We were in class and I wanted to know if my other friends were going to this flash mob practice for Spring Preview day this weekend. So of course, in true Chantelle fashion, I swaggered up to them and was like “Yo! You going to this stupid flash mob whatever the f*ck? Cuz…I don’t wanna man. I wanna eat!” Then I realized everyone had this “oh shit” look on their faces. I was confused as to why everyone looked like that (I was trying to figure out what I had done) but quickly put the pieces together when I saw my other friend was crying.

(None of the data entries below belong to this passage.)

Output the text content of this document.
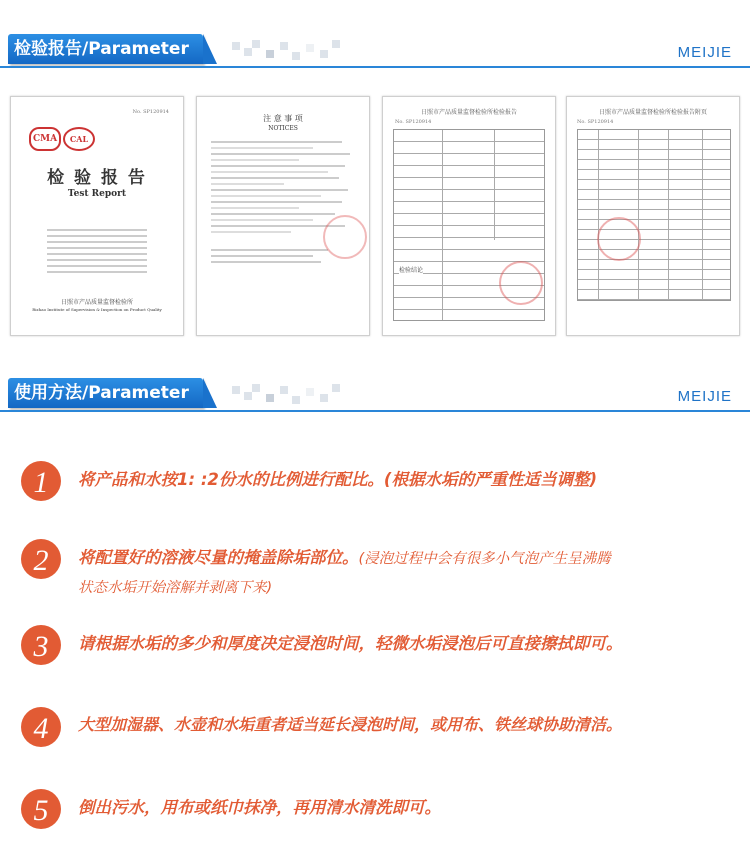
检验报告/Parameter	MEIJIE
No. SP120914
CMA	CAL
检 验 报 告
Test Report
日照市产品质量监督检验所
Rizhao Institute of Supervision & Inspection on Product Quality
注 意 事 项
NOTICES
日照市产品质量监督检验所检验报告
No. SP120914
检验结论
日照市产品质量监督检验所检验报告附页
No. SP120914
使用方法/Parameter	MEIJIE
1 将产品和水按1: :2份水的比例进行配比。(根据水垢的严重性适当调整)
2 将配置好的溶液尽量的掩盖除垢部位。(浸泡过程中会有很多小气泡产生呈沸腾
状态水垢开始溶解并剥离下来)
3 请根据水垢的多少和厚度决定浸泡时间，轻微水垢浸泡后可直接擦拭即可。
4 大型加湿器、水壶和水垢重者适当延长浸泡时间，或用布、铁丝球协助清洁。
5 倒出污水，用布或纸巾抹净，再用清水清洗即可。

Now, the correct reaction to this would be to say something like, “What’s wrong? Did something happen? I’m here for you girl if something happened.” And you know, you pat their back and stuff too. Of course, I didn’t do that. What was my reaction? AH WHAA? SHIET SON. DID I MISS SOMETHING? *FACEPALM* Good thing my friend was there to make up for my epic fail. And of course, to make matters worse, I just stood there like an idiot afterwards because I had no idea what was going on and I realized I just sounded like a complete d-bag. Good job, self.

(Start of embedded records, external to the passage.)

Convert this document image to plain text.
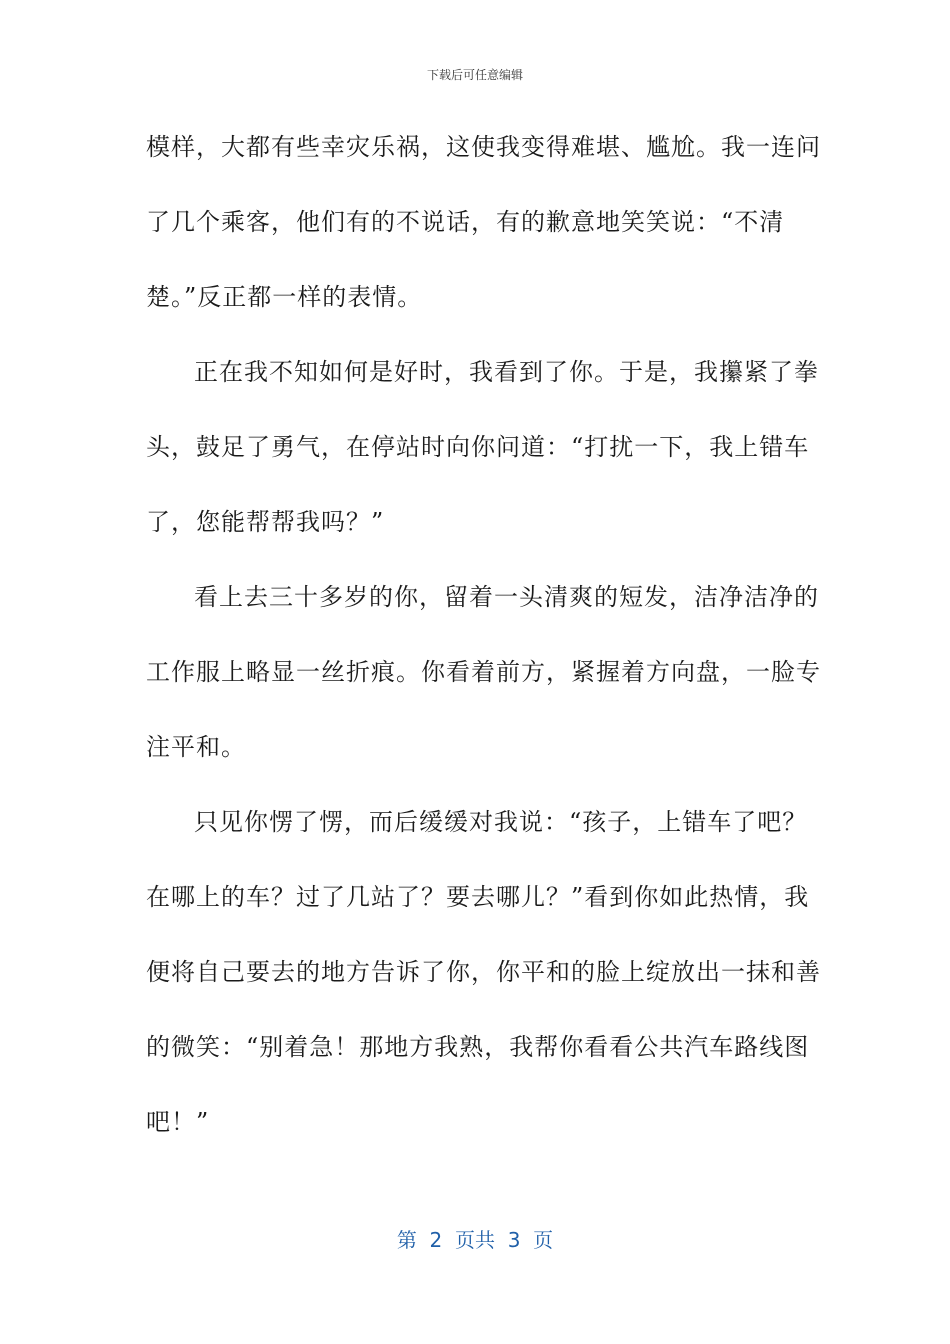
下载后可任意编辑
模样，大都有些幸灾乐祸，这使我变得难堪、尴尬。我一连问
了几个乘客，他们有的不说话，有的歉意地笑笑说：“不清
楚。”反正都一样的表情。
正在我不知如何是好时，我看到了你。于是，我攥紧了拳
头，鼓足了勇气，在停站时向你问道：“打扰一下，我上错车
了，您能帮帮我吗？”
看上去三十多岁的你，留着一头清爽的短发，洁净洁净的
工作服上略显一丝折痕。你看着前方，紧握着方向盘，一脸专
注平和。
只见你愣了愣，而后缓缓对我说：“孩子，上错车了吧？
在哪上的车？过了几站了？要去哪儿？”看到你如此热情，我
便将自己要去的地方告诉了你，你平和的脸上绽放出一抹和善
的微笑：“别着急！那地方我熟，我帮你看看公共汽车路线图
吧！”
第  2  页共  3  页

That being said, I learned two things today.

1. I still epically fail at trying to express my more caring side on a daily basis.
2. Life is hard for everyone and there’s always SOMEONE out there that has more shit on their plate than you. (Okay, not like a totally new revelation, but one that I needed to be reminded of today.)

In addition to feeling like a d-bag about failing to be a supportive friend at that moment, I felt like an asshole for worrying about stupid stuff like booking a hotel for my birthday weekend in San Diego after seeing my friend breakdown like that. Ughhh talk about getting a reality check (more like ass whooping).

So folks, don’t be an asshole/d-bag like I was today. If you’re feeling like you got it bad and you keep saying FML FML FML…remember there’s probably someone close to you (not just some random kid in Africa) that has it as bad, or worse.